Equivalence of Contextual Bandit formulations

Question

I find two different types of formulations for Contextual Bandits:

Definition 1: In a contextual bandits problem, there is a distribution $P$ over $(x,r_1,...,r_k)$, where $x$ is the context, $a \in [k]$ is one of the $k$ arms to be pulled, and $r_a$ is the reward for arm $a$. The problem is a repeated game: on each round, a sample $(x, r_1, ..., r_k)$ is drawn from $P$, the context $x$ is announced, and for precisely one arm $a$ chosen by the player, its reward $r_a$ is revealed.

Definition 2: The algorithm observes the current user $u_t$ and a set $A_t$ of arms or actions together with their feature vectors $x_{t,a}$ for $a \in A_t$. The vector $x_{t,a}$ summarizes information of both the user $u_t$ and arm $a$, and will be referred to as the context. Based on observed payoffs in previous trials, the agent selects an arm $a_t ∈ A_t$, and receives payoff $r_t$ whose expectation depends on both the user $u_t$ and the arm $a_t$.

When stating def. 2, the authors of the paper cite the paper from def. 1: "Following previous work" [(def. 1)] "we call it a contextual bandit." This is very confusing to me.

In particular, def. 1 assumes that only one context is revealed to the learner. In the second formulation, you observe "contexts" or better features for all the arms. I was thus wondering if there is any equivalence between the two formulations or a way to relate them.

Answer 1

Both formulations are equivalent and compatible with standard models of contextual multi-armed bandits, where you assume that you have information available about the environment that does not depend directly of your arm choices. This context, however, can be informative and thus predictive of what rewards / regret you may face based on what arm you pull.

Examples

Let's say every morning you need to decide whether or not to bring an umbrella to work. Say your goal is to avoid getting wet while minimizing how long it takes you to get ready to leave the house over time (you could model this as a e.g. weighted combination of two objectives).

Let's consider the first model. The weather forecast (context) can help you decide whether or not you should carry an umbrella with you, but it's safe to assume that your choice (the arm you pull) of carrying an umbrella or not won't change the weather forecast over time.

Now let's consider the second model. You could carry with you an umbrella or a raincoat.

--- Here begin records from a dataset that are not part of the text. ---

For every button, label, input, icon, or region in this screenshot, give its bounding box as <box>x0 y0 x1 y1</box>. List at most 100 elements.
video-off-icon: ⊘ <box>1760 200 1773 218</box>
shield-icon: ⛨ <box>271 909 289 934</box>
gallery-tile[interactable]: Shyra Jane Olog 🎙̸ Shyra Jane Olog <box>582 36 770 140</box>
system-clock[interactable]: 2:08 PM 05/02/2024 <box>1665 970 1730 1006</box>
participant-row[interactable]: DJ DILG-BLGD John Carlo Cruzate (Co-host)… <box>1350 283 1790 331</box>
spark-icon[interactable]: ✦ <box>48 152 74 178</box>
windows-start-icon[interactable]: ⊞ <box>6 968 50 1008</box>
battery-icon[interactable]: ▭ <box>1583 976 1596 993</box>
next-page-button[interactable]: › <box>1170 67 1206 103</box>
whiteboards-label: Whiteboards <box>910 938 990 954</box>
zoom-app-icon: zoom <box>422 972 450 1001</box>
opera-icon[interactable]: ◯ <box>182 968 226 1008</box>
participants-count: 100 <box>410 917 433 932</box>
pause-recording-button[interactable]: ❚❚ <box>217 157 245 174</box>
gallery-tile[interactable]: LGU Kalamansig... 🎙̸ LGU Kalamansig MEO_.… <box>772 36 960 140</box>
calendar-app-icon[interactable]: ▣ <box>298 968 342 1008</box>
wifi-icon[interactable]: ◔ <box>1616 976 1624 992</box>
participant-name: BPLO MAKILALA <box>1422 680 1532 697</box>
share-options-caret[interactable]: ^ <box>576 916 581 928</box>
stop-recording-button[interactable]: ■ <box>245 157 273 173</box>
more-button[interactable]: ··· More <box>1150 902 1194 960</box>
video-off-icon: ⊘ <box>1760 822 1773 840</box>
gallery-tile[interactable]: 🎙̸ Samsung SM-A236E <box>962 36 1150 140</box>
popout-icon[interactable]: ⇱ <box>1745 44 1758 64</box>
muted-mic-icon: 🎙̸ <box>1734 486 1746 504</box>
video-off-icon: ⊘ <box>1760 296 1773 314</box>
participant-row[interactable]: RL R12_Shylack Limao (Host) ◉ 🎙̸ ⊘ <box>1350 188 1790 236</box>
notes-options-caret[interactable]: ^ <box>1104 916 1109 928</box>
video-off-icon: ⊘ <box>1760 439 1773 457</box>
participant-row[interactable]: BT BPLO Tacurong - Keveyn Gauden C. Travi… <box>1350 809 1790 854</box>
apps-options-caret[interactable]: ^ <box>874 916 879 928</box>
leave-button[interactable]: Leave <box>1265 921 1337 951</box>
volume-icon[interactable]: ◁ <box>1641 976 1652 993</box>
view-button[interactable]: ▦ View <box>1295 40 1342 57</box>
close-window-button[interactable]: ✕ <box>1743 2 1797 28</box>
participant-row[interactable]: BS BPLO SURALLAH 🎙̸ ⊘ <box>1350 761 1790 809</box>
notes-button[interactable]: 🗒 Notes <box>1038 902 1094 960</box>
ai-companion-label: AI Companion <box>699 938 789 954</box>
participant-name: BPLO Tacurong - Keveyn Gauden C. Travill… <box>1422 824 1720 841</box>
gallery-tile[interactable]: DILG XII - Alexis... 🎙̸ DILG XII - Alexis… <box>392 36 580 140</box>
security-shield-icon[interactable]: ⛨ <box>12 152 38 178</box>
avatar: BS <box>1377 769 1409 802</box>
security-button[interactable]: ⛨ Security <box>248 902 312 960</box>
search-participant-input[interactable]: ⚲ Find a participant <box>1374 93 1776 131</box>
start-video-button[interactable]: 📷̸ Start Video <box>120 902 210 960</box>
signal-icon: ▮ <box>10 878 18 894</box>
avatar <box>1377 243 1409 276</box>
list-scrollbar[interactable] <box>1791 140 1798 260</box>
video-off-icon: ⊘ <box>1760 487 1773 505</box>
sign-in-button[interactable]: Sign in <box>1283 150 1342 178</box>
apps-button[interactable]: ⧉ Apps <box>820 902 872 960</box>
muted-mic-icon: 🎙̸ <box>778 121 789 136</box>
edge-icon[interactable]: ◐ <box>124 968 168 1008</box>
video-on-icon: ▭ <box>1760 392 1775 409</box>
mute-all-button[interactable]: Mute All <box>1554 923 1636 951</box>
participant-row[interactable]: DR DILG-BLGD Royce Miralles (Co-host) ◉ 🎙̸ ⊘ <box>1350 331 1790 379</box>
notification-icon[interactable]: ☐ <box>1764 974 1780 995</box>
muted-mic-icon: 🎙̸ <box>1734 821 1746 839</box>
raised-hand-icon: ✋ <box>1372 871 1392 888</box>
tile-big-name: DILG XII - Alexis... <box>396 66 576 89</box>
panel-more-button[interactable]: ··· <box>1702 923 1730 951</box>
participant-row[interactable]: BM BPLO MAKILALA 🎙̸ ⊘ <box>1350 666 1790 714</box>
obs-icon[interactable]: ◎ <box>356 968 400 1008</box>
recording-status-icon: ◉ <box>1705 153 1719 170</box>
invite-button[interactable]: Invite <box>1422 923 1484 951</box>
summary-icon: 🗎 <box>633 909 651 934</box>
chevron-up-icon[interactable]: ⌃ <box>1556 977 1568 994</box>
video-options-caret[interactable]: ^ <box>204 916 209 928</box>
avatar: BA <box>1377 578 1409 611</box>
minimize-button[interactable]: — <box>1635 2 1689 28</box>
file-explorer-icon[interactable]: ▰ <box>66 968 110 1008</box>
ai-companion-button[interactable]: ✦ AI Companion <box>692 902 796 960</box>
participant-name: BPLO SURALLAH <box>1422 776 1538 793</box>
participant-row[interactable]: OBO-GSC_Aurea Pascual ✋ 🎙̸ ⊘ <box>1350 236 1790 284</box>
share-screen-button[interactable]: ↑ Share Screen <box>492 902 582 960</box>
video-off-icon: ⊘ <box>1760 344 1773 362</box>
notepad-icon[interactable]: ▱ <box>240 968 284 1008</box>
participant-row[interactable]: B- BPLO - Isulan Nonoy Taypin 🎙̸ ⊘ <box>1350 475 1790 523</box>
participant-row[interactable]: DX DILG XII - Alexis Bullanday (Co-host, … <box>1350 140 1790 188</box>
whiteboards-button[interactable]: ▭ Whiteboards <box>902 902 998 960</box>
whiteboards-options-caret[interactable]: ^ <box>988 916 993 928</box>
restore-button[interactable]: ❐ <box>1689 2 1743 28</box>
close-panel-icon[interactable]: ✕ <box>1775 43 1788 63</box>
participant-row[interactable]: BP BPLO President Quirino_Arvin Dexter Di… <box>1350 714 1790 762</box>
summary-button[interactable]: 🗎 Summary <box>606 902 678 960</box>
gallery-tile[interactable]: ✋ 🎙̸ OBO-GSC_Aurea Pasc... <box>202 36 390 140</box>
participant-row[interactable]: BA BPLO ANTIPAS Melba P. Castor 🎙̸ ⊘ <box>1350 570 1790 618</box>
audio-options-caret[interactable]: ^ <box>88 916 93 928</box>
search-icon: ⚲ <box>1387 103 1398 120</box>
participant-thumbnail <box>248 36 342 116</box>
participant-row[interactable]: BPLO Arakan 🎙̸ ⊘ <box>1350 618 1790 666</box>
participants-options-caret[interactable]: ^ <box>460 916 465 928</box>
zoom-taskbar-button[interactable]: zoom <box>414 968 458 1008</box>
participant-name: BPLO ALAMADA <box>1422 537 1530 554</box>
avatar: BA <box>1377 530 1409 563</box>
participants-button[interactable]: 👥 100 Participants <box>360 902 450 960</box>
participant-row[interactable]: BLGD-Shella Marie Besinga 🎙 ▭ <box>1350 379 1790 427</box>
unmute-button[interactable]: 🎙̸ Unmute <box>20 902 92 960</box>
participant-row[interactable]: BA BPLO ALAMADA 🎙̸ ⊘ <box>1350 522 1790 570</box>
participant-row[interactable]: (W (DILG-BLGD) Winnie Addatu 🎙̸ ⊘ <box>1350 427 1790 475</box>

Context here could include information about the arms themselves (e.g. where each of these items are in your house on that day), but again, your choice wouldn't change the weather forecast.

Relationship between those definitions

When the 2nd definition that you quote says "A context vector $x_{t,a}$ summarizes information of both the user $u_t$ and arm $a$" that's simply stating that context can be represented (understood) as a vector with per-arm features. This does not require you to assume that these features are only informative about a particular arm, or how the agent is supposed to leverage them, so the definition is equivalent to the 1st one. The difference between them is a matter of representation and does not change the problem at hand.

Note that vectorial and scalar representation (encodings) of information are equivalent here. The agent can still be assumed to see the same information at the same time, use this information however it wants, and it still needs to decide which arm to pull. For example, for all you know, all features but one could be zero always, and the problem still allows you to use the non-zero feature left to choose which arm to pull. As stated, the agent can choose to re-represent, process and encode the information provided however it sees fit.

Context and State

If you assume instead that your actions can influence some information that you have about the environment or your arms, and you want to leverage this information to optimize the problem, it's more common to call that information state instead of just context.

In the above example (e.g. 2nd model), carrying an umbrella to work may mean you could leave it in the car that night accidentally, so the following day your context would be impacted by this choice. Another example here would be a description of the screen that you see when playing a video game. This description would depend on your joystick actions (arm choices) over time.

In this case you may end up with more general Markov decision processes for modeling the problem, and e.g. reinforcement learning to learn to optimize your objective.